两柄铁叉不可避免地磕碰在一起,发出“叮叮当当”的脆响,火星四溅。
“啧,挡我火头了!”范二没好气地抱怨。
这一幕落在旁观的王大奎眼里,他嘴角不由地扯出一抹了然的笑意,仿佛穿过岁月烟尘,瞥见了自己当年在灶台边与人争抢火候的毛躁模样。

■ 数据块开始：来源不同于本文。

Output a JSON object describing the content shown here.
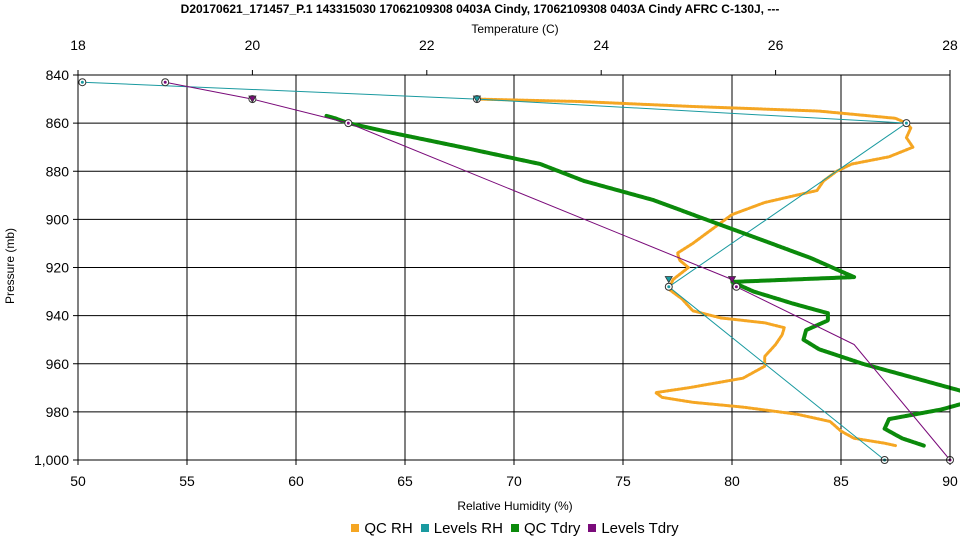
{
  "colors": {
    "qc_rh": "#f5a623",
    "levels_rh": "#1a9aa0",
    "qc_tdry": "#0b8a0b",
    "levels_tdry": "#7a0b7a",
    "grid": "#000000"
  },
  "chart_data": {
    "type": "line",
    "title": "D20170621_171457_P.1 143315030 17062109308 0403A Cindy, 17062109308 0403A Cindy AFRC C-130J, ---",
    "xlabel": "Relative Humidity (%)",
    "x2label": "Temperature (C)",
    "ylabel": "Pressure (mb)",
    "xlim": [
      50,
      90
    ],
    "x2lim": [
      18,
      28
    ],
    "ylim": [
      840,
      1000
    ],
    "y_inverted": true,
    "grid": true,
    "legend_position": "bottom",
    "x_ticks": [
      "50",
      "55",
      "60",
      "65",
      "70",
      "75",
      "80",
      "85",
      "90"
    ],
    "x2_ticks": [
      "18",
      "20",
      "22",
      "24",
      "26",
      "28"
    ],
    "y_ticks": [
      "840",
      "860",
      "880",
      "900",
      "920",
      "940",
      "960",
      "980",
      "1,000"
    ],
    "series": [
      {
        "name": "QC RH",
        "axis": "rh",
        "style": "qc",
        "points": [
          [
            68.3,
            850
          ],
          [
            73,
            851
          ],
          [
            78,
            853
          ],
          [
            84,
            855
          ],
          [
            87.5,
            858
          ],
          [
            88,
            860
          ],
          [
            88.2,
            862
          ],
          [
            88,
            866
          ],
          [
            88.3,
            870
          ],
          [
            87.2,
            874
          ],
          [
            85.5,
            877
          ],
          [
            84.8,
            880
          ],
          [
            84.2,
            884
          ],
          [
            83.9,
            888
          ],
          [
            81.5,
            893
          ],
          [
            80,
            898
          ],
          [
            79.4,
            902
          ],
          [
            78.8,
            906
          ],
          [
            78.2,
            910
          ],
          [
            77.5,
            914
          ],
          [
            77.6,
            917
          ],
          [
            78,
            920
          ],
          [
            77.3,
            925
          ],
          [
            77.1,
            929
          ],
          [
            77.7,
            933
          ],
          [
            78.2,
            938
          ],
          [
            79.5,
            941
          ],
          [
            81.5,
            943
          ],
          [
            82.4,
            945
          ],
          [
            82.3,
            948
          ],
          [
            82,
            952
          ],
          [
            81.5,
            957
          ],
          [
            81.5,
            961
          ],
          [
            80.5,
            966
          ],
          [
            78,
            970
          ],
          [
            76.5,
            972
          ],
          [
            76.8,
            974
          ],
          [
            78.2,
            976
          ],
          [
            80.5,
            978
          ],
          [
            83,
            981
          ],
          [
            84.5,
            984
          ],
          [
            85,
            988
          ],
          [
            85.6,
            991
          ],
          [
            87,
            993
          ],
          [
            87.5,
            994
          ]
        ]
      },
      {
        "name": "Levels RH",
        "axis": "rh",
        "style": "levels",
        "points": [
          [
            50.2,
            843
          ],
          [
            68.3,
            850
          ],
          [
            88,
            860
          ],
          [
            77.1,
            928
          ],
          [
            87,
            1000
          ]
        ]
      },
      {
        "name": "QC Tdry",
        "axis": "temp",
        "style": "qc",
        "points": [
          [
            20.85,
            857
          ],
          [
            20.95,
            858
          ],
          [
            21.1,
            860
          ],
          [
            21.6,
            864
          ],
          [
            22.4,
            870
          ],
          [
            23.3,
            877
          ],
          [
            23.8,
            884
          ],
          [
            24.6,
            892
          ],
          [
            25.2,
            900
          ],
          [
            25.8,
            908
          ],
          [
            26.4,
            916
          ],
          [
            26.9,
            924
          ],
          [
            25.5,
            926
          ],
          [
            25.75,
            930
          ],
          [
            26.2,
            935
          ],
          [
            26.6,
            939
          ],
          [
            26.6,
            942
          ],
          [
            26.35,
            946
          ],
          [
            26.32,
            950
          ],
          [
            26.5,
            954
          ],
          [
            27.0,
            960
          ],
          [
            27.6,
            966
          ],
          [
            28.2,
            972
          ],
          [
            28.2,
            976
          ],
          [
            27.9,
            979
          ],
          [
            27.3,
            983
          ],
          [
            27.25,
            987
          ],
          [
            27.45,
            991
          ],
          [
            27.7,
            994
          ]
        ]
      },
      {
        "name": "Levels Tdry",
        "axis": "temp",
        "style": "levels",
        "points": [
          [
            19.0,
            843
          ],
          [
            20.0,
            850
          ],
          [
            21.1,
            860
          ],
          [
            25.5,
            925
          ],
          [
            25.55,
            928
          ],
          [
            26.9,
            952
          ],
          [
            28.0,
            1000
          ]
        ]
      }
    ],
    "markers": [
      {
        "series": "Levels RH",
        "shape": "circle",
        "points": [
          [
            50.2,
            843
          ],
          [
            68.3,
            850
          ],
          [
            88,
            860
          ],
          [
            77.1,
            928
          ],
          [
            87,
            1000
          ]
        ]
      },
      {
        "series": "Levels Tdry",
        "shape": "circle",
        "points": [
          [
            19.0,
            843
          ],
          [
            20.0,
            850
          ],
          [
            21.1,
            860
          ],
          [
            25.55,
            928
          ],
          [
            28.0,
            1000
          ]
        ]
      },
      {
        "series": "Levels Tdry",
        "shape": "triangle",
        "points": [
          [
            20.0,
            850
          ],
          [
            25.5,
            925
          ]
        ]
      },
      {
        "series": "Levels RH",
        "shape": "triangle",
        "points": [
          [
            68.3,
            850
          ],
          [
            77.1,
            925
          ]
        ]
      }
    ]
  }
}
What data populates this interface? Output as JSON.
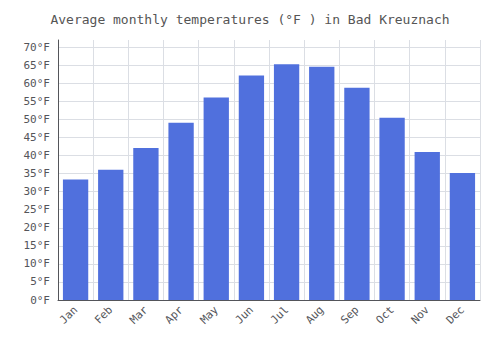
{
  "chart_data": {
    "type": "bar",
    "title": "Average monthly temperatures (°F ) in Bad Kreuznach",
    "categories": [
      "Jan",
      "Feb",
      "Mar",
      "Apr",
      "May",
      "Jun",
      "Jul",
      "Aug",
      "Sep",
      "Oct",
      "Nov",
      "Dec"
    ],
    "values": [
      33.4,
      36.1,
      42.1,
      49.1,
      56.1,
      62.2,
      65.3,
      64.6,
      58.8,
      50.5,
      41.0,
      35.2
    ],
    "ylim": [
      0,
      72
    ],
    "yticks": [
      {
        "value": 0,
        "label": "0°F"
      },
      {
        "value": 5,
        "label": "5°F"
      },
      {
        "value": 10,
        "label": "10°F"
      },
      {
        "value": 15,
        "label": "15°F"
      },
      {
        "value": 20,
        "label": "20°F"
      },
      {
        "value": 25,
        "label": "25°F"
      },
      {
        "value": 30,
        "label": "30°F"
      },
      {
        "value": 35,
        "label": "35°F"
      },
      {
        "value": 40,
        "label": "40°F"
      },
      {
        "value": 45,
        "label": "45°F"
      },
      {
        "value": 50,
        "label": "50°F"
      },
      {
        "value": 55,
        "label": "55°F"
      },
      {
        "value": 60,
        "label": "60°F"
      },
      {
        "value": 65,
        "label": "65°F"
      },
      {
        "value": 70,
        "label": "70°F"
      }
    ],
    "grid": true
  }
}
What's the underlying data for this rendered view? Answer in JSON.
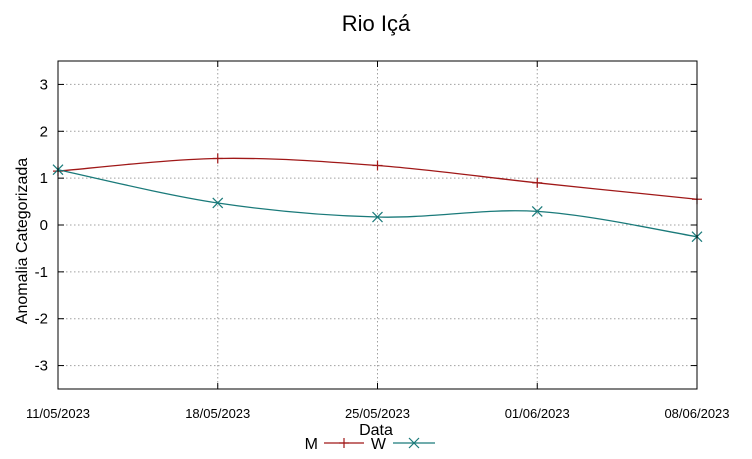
{
  "chart_data": {
    "type": "line",
    "title": "Rio Içá",
    "xlabel": "Data",
    "ylabel": "Anomalia Categorizada",
    "categories": [
      "11/05/2023",
      "18/05/2023",
      "25/05/2023",
      "01/06/2023",
      "08/06/2023"
    ],
    "ylim": [
      -3.5,
      3.5
    ],
    "yticks": [
      3,
      2,
      1,
      0,
      -1,
      -2,
      -3
    ],
    "grid": true,
    "legend_position": "bottom-center",
    "series": [
      {
        "name": "M",
        "marker": "+",
        "color": "#a01818",
        "values": [
          1.15,
          1.42,
          1.27,
          0.9,
          0.55
        ]
      },
      {
        "name": "W",
        "marker": "x",
        "color": "#1a7a7a",
        "values": [
          1.18,
          0.47,
          0.17,
          0.29,
          -0.25
        ]
      }
    ]
  }
}
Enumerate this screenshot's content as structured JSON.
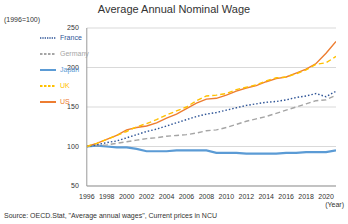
{
  "chart_data": {
    "type": "line",
    "title": "Average Annual Nominal Wage",
    "y_label": "(1996=100)",
    "x_label": "(Year)",
    "source": "Source: OECD.Stat, \"Average annual wages\", Current prices in NCU",
    "x": [
      1996,
      1997,
      1998,
      1999,
      2000,
      2001,
      2002,
      2003,
      2004,
      2005,
      2006,
      2007,
      2008,
      2009,
      2010,
      2011,
      2012,
      2013,
      2014,
      2015,
      2016,
      2017,
      2018,
      2019,
      2020,
      2021
    ],
    "series": [
      {
        "name": "Japan",
        "color": "#5b9bd5",
        "line_style": "solid",
        "values": [
          100,
          101,
          100,
          99,
          99,
          97,
          94,
          94,
          94,
          95,
          95,
          95,
          95,
          92,
          92,
          92,
          91,
          91,
          91,
          91,
          92,
          92,
          93,
          93,
          93,
          95
        ]
      },
      {
        "name": "US",
        "color": "#ed7d31",
        "line_style": "solid",
        "values": [
          100,
          104,
          109,
          114,
          121,
          124,
          126,
          130,
          136,
          141,
          148,
          155,
          160,
          161,
          165,
          170,
          174,
          177,
          182,
          186,
          188,
          193,
          198,
          205,
          218,
          233
        ]
      },
      {
        "name": "Germany",
        "color": "#a5a5a5",
        "line_style": "dashed",
        "values": [
          100,
          101,
          102,
          104,
          106,
          108,
          110,
          111,
          113,
          114,
          115,
          117,
          120,
          121,
          124,
          128,
          132,
          135,
          138,
          142,
          146,
          150,
          154,
          158,
          159,
          165
        ]
      },
      {
        "name": "France",
        "color": "#2f5597",
        "line_style": "dotted",
        "values": [
          100,
          102,
          105,
          107,
          111,
          115,
          119,
          122,
          126,
          130,
          134,
          138,
          141,
          143,
          146,
          149,
          152,
          154,
          156,
          157,
          159,
          162,
          164,
          167,
          163,
          170
        ]
      },
      {
        "name": "UK",
        "color": "#ffc000",
        "line_style": "dashed",
        "values": [
          100,
          104,
          109,
          114,
          119,
          125,
          129,
          134,
          140,
          145,
          150,
          158,
          164,
          165,
          167,
          172,
          175,
          178,
          183,
          187,
          188,
          192,
          197,
          204,
          206,
          214
        ]
      }
    ],
    "xlim": [
      1996,
      2021
    ],
    "xticks": [
      1996,
      1998,
      2000,
      2002,
      2004,
      2006,
      2008,
      2010,
      2012,
      2014,
      2016,
      2018,
      2020
    ],
    "ylim": [
      50,
      250
    ],
    "yticks": [
      50,
      100,
      150,
      200,
      250
    ],
    "grid": true,
    "legend": "upper left"
  }
}
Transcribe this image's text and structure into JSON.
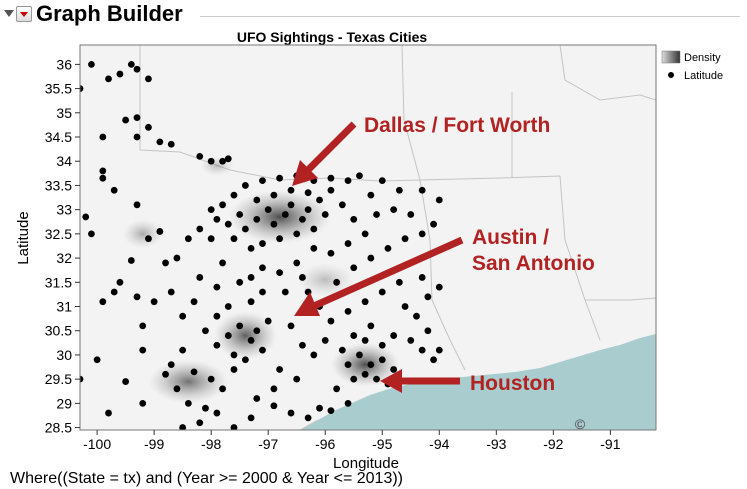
{
  "header": {
    "title": "Graph Builder"
  },
  "footer": {
    "filter": "Where((State = tx) and (Year >= 2000 & Year <= 2013))"
  },
  "chart_data": {
    "type": "scatter",
    "title": "UFO Sightings - Texas Cities",
    "xlabel": "Longitude",
    "ylabel": "Latitude",
    "xlim": [
      -100.3,
      -90.2
    ],
    "ylim": [
      28.45,
      36.4
    ],
    "xticks": [
      "-100",
      "-99",
      "-98",
      "-97",
      "-96",
      "-95",
      "-94",
      "-93",
      "-92",
      "-91"
    ],
    "yticks": [
      "28.5",
      "29",
      "29.5",
      "30",
      "30.5",
      "31",
      "31.5",
      "32",
      "32.5",
      "33",
      "33.5",
      "34",
      "34.5",
      "35",
      "35.5",
      "36"
    ],
    "legend": {
      "placement": "top-right",
      "entries": [
        "Density",
        "Latitude"
      ]
    },
    "copyright": "©",
    "colors": {
      "annotation": "#b22222",
      "points": "#000000",
      "density": "#444444",
      "water": "#a9cccf"
    },
    "density": [
      {
        "x": -96.8,
        "y": 32.85,
        "rx": 0.9,
        "ry": 0.55,
        "level": 0.9
      },
      {
        "x": -97.4,
        "y": 30.4,
        "rx": 0.55,
        "ry": 0.5,
        "level": 0.8
      },
      {
        "x": -98.4,
        "y": 29.45,
        "rx": 0.7,
        "ry": 0.45,
        "level": 0.7
      },
      {
        "x": -95.3,
        "y": 29.8,
        "rx": 0.6,
        "ry": 0.45,
        "level": 0.9
      },
      {
        "x": -99.2,
        "y": 32.5,
        "rx": 0.35,
        "ry": 0.3,
        "level": 0.4
      },
      {
        "x": -96.0,
        "y": 31.55,
        "rx": 0.5,
        "ry": 0.35,
        "level": 0.3
      },
      {
        "x": -97.9,
        "y": 33.9,
        "rx": 0.3,
        "ry": 0.2,
        "level": 0.3
      }
    ],
    "points": [
      [
        -100.1,
        36.0
      ],
      [
        -99.8,
        35.7
      ],
      [
        -99.6,
        35.8
      ],
      [
        -99.4,
        36.0
      ],
      [
        -99.3,
        35.9
      ],
      [
        -99.1,
        35.7
      ],
      [
        -100.3,
        35.5
      ],
      [
        -99.5,
        34.85
      ],
      [
        -99.3,
        34.9
      ],
      [
        -99.1,
        34.7
      ],
      [
        -99.9,
        34.5
      ],
      [
        -99.3,
        34.5
      ],
      [
        -98.9,
        34.4
      ],
      [
        -98.7,
        34.35
      ],
      [
        -98.2,
        34.1
      ],
      [
        -98.0,
        34.0
      ],
      [
        -97.8,
        34.0
      ],
      [
        -97.7,
        34.05
      ],
      [
        -99.9,
        33.8
      ],
      [
        -99.9,
        33.65
      ],
      [
        -99.7,
        33.4
      ],
      [
        -100.2,
        32.85
      ],
      [
        -100.1,
        32.5
      ],
      [
        -99.3,
        33.1
      ],
      [
        -99.1,
        32.4
      ],
      [
        -98.9,
        32.55
      ],
      [
        -99.4,
        31.95
      ],
      [
        -99.6,
        31.5
      ],
      [
        -99.7,
        31.3
      ],
      [
        -99.9,
        31.1
      ],
      [
        -99.3,
        31.2
      ],
      [
        -99.0,
        31.1
      ],
      [
        -98.8,
        31.9
      ],
      [
        -98.6,
        32.0
      ],
      [
        -98.4,
        32.4
      ],
      [
        -98.2,
        32.6
      ],
      [
        -98.0,
        32.4
      ],
      [
        -98.2,
        31.6
      ],
      [
        -97.9,
        31.4
      ],
      [
        -97.8,
        31.9
      ],
      [
        -99.2,
        30.6
      ],
      [
        -99.2,
        30.1
      ],
      [
        -100.0,
        29.9
      ],
      [
        -100.3,
        29.5
      ],
      [
        -99.5,
        29.45
      ],
      [
        -99.2,
        29.0
      ],
      [
        -99.8,
        28.8
      ],
      [
        -98.8,
        29.6
      ],
      [
        -98.6,
        29.3
      ],
      [
        -98.4,
        29.0
      ],
      [
        -98.1,
        28.9
      ],
      [
        -97.9,
        28.8
      ],
      [
        -98.5,
        28.5
      ],
      [
        -98.2,
        28.6
      ],
      [
        -97.6,
        28.5
      ],
      [
        -97.3,
        28.7
      ],
      [
        -97.2,
        29.1
      ],
      [
        -96.9,
        28.95
      ],
      [
        -96.6,
        28.8
      ],
      [
        -96.3,
        28.7
      ],
      [
        -96.1,
        28.9
      ],
      [
        -95.9,
        28.85
      ],
      [
        -95.6,
        29.0
      ],
      [
        -98.7,
        29.8
      ],
      [
        -98.5,
        30.1
      ],
      [
        -98.3,
        29.65
      ],
      [
        -98.0,
        29.5
      ],
      [
        -97.8,
        29.3
      ],
      [
        -97.6,
        29.7
      ],
      [
        -97.9,
        30.2
      ],
      [
        -97.7,
        30.4
      ],
      [
        -97.5,
        30.6
      ],
      [
        -97.3,
        30.3
      ],
      [
        -97.2,
        30.5
      ],
      [
        -97.6,
        30.0
      ],
      [
        -97.4,
        29.9
      ],
      [
        -97.1,
        30.1
      ],
      [
        -97.0,
        30.7
      ],
      [
        -97.3,
        31.1
      ],
      [
        -97.1,
        31.3
      ],
      [
        -97.5,
        31.5
      ],
      [
        -97.7,
        31.0
      ],
      [
        -97.9,
        30.8
      ],
      [
        -98.1,
        30.5
      ],
      [
        -96.6,
        30.6
      ],
      [
        -96.4,
        30.2
      ],
      [
        -96.2,
        30.0
      ],
      [
        -96.0,
        30.3
      ],
      [
        -96.8,
        29.7
      ],
      [
        -96.5,
        29.5
      ],
      [
        -96.9,
        29.3
      ],
      [
        -95.8,
        29.3
      ],
      [
        -95.5,
        29.5
      ],
      [
        -95.3,
        29.6
      ],
      [
        -95.2,
        29.8
      ],
      [
        -95.0,
        29.9
      ],
      [
        -95.4,
        30.0
      ],
      [
        -95.6,
        29.8
      ],
      [
        -95.1,
        29.5
      ],
      [
        -94.9,
        29.4
      ],
      [
        -94.8,
        29.7
      ],
      [
        -95.0,
        30.2
      ],
      [
        -95.3,
        30.3
      ],
      [
        -95.7,
        30.1
      ],
      [
        -95.5,
        30.4
      ],
      [
        -95.2,
        30.6
      ],
      [
        -94.8,
        30.4
      ],
      [
        -94.5,
        30.3
      ],
      [
        -94.3,
        30.1
      ],
      [
        -94.1,
        29.9
      ],
      [
        -94.0,
        30.1
      ],
      [
        -94.2,
        30.5
      ],
      [
        -94.4,
        30.8
      ],
      [
        -94.6,
        31.0
      ],
      [
        -94.2,
        31.2
      ],
      [
        -94.0,
        31.4
      ],
      [
        -94.3,
        31.6
      ],
      [
        -94.7,
        31.5
      ],
      [
        -95.0,
        31.3
      ],
      [
        -95.3,
        31.1
      ],
      [
        -95.6,
        30.9
      ],
      [
        -95.9,
        30.7
      ],
      [
        -96.1,
        31.0
      ],
      [
        -96.3,
        31.3
      ],
      [
        -95.8,
        31.5
      ],
      [
        -95.5,
        31.8
      ],
      [
        -95.2,
        32.0
      ],
      [
        -94.9,
        32.2
      ],
      [
        -94.6,
        32.4
      ],
      [
        -94.3,
        32.5
      ],
      [
        -94.1,
        32.7
      ],
      [
        -94.0,
        33.2
      ],
      [
        -94.3,
        33.4
      ],
      [
        -94.7,
        33.4
      ],
      [
        -95.0,
        33.6
      ],
      [
        -95.4,
        33.7
      ],
      [
        -95.6,
        33.6
      ],
      [
        -95.9,
        33.65
      ],
      [
        -96.2,
        33.6
      ],
      [
        -96.5,
        33.7
      ],
      [
        -96.8,
        33.65
      ],
      [
        -97.1,
        33.6
      ],
      [
        -97.4,
        33.5
      ],
      [
        -97.6,
        33.3
      ],
      [
        -97.8,
        33.1
      ],
      [
        -98.0,
        33.0
      ],
      [
        -97.9,
        32.8
      ],
      [
        -97.7,
        32.7
      ],
      [
        -97.5,
        32.9
      ],
      [
        -97.4,
        32.6
      ],
      [
        -97.2,
        32.8
      ],
      [
        -97.0,
        33.0
      ],
      [
        -96.9,
        32.7
      ],
      [
        -96.7,
        32.9
      ],
      [
        -96.6,
        33.1
      ],
      [
        -96.4,
        32.8
      ],
      [
        -96.3,
        33.0
      ],
      [
        -96.1,
        33.2
      ],
      [
        -96.0,
        32.9
      ],
      [
        -96.2,
        32.6
      ],
      [
        -96.5,
        32.5
      ],
      [
        -96.8,
        32.4
      ],
      [
        -97.1,
        32.3
      ],
      [
        -97.3,
        32.2
      ],
      [
        -97.6,
        32.4
      ],
      [
        -96.9,
        33.3
      ],
      [
        -97.2,
        33.2
      ],
      [
        -96.6,
        33.4
      ],
      [
        -96.3,
        33.35
      ],
      [
        -95.9,
        33.4
      ],
      [
        -95.7,
        33.1
      ],
      [
        -95.5,
        32.8
      ],
      [
        -95.3,
        32.5
      ],
      [
        -95.6,
        32.3
      ],
      [
        -95.9,
        32.1
      ],
      [
        -96.2,
        32.2
      ],
      [
        -96.5,
        31.9
      ],
      [
        -96.8,
        31.7
      ],
      [
        -97.1,
        31.8
      ],
      [
        -97.3,
        31.6
      ],
      [
        -96.7,
        31.3
      ],
      [
        -96.4,
        31.6
      ],
      [
        -95.1,
        32.9
      ],
      [
        -94.8,
        33.0
      ],
      [
        -94.5,
        32.9
      ],
      [
        -95.2,
        33.3
      ],
      [
        -98.5,
        30.8
      ],
      [
        -98.7,
        31.3
      ],
      [
        -98.3,
        31.1
      ]
    ]
  }
}
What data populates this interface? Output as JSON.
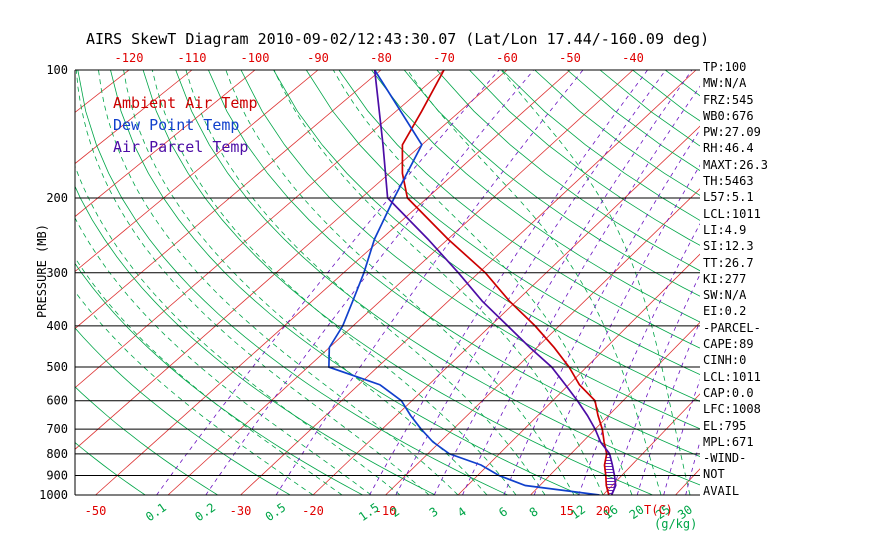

几个小学徒也跟着偷偷笑起来,灶间那无形的紧绷,被这小小的插曲戳破了一丝缝隙。
赵家兄弟的烤方已在第一次旺火的舔舐下完成了第一劫。
肉皮在高温下发出细微的“滋滋”声,腾起一缕青烟。
两人迅速取出,眼神专注沉凝,手中小刀翻飞,利落地刮去第一层焦化的表皮,动作精准得像演练过千百遍,脑海中清晰回放着这些时日高林每一次制作时那举重若轻的节奏。
肉皮刮净处,露出底下色泽转深的组织。
反观范二和高虎,因方才的争抢耽误了须臾,此刻才手忙脚乱地将肉块从火中取出。
范二那块肉皮上,赫然烙着几处指肚大小的焦黑。
那是受热不均的印记。
高虎的则更糟,边缘几处竟显出几分僵硬的干枯,显然是心急之下离火过近,火力过猛灼伤了。